Fed.R.Civ.P. 36(a)(4).

A reasonable inquiry includes an investigation and inquiry of employees, agents, and others who conceivably and realistically may have information which would enable the respondent to fashion the appropriate response. Concerned Citizens of Belle Haven v. Belle Haven Club, 223 F.R.D. 39, 44 (D. Conn. 2004) (citing Henry v. Champlain Enters., 212 F.R.D. 73, 78 (N.D.N.Y.2003) ).

Rule 36 authorizes the requesting party to move to determine the sufficiency of an answer or objection. Fed.R.Civ.P. 36(a)(6). Moreover, “[u]nless the court finds an objection justified, it must order that an answer be served. On finding that an answer does not comply with this rule, the court may order either that the matter is admitted or that an amended answer be served.” Id.


Here, it is apparent that respondent failed to make reasonable inquiry before responding to the discovery requests. There is no indication that Mr. Luster contacted Explo’s former directors, officers, and other employees in an effort to uncover responsive information. As a result, Explo cannot claim lack of knowledge/information as a basis for its professed inability to admit or deny the discovery requests. Fed.R.Civ.P. 36(a)(4). Accordingly,

IT IS ORDERED that plaintiffs’ motion to deem admitted its Second Set of Requests for Admissions [doc. # 162] is hereby GRANTED. Fed.R.Civ.P. 36(a)(6).
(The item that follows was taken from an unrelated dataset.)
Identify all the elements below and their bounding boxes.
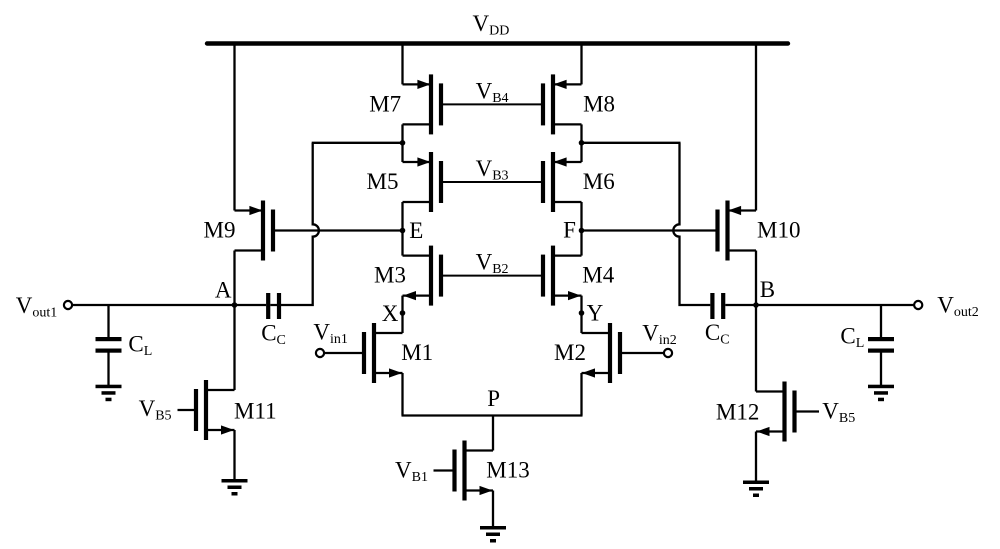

[1] As this motion is not one of the motions excepted in 28 U.S.C. § 636(b)(1)(A), nor dispositive of any claim on the merits within the meaning of Rule 72 of the Federal Rules of Civil Procedure, this ruling is issued under the authority thereof, and in accordance with the standing order of this court. Any appeal must be made to the district judge in accordance with Rule 72(a) and LR 74.1(W).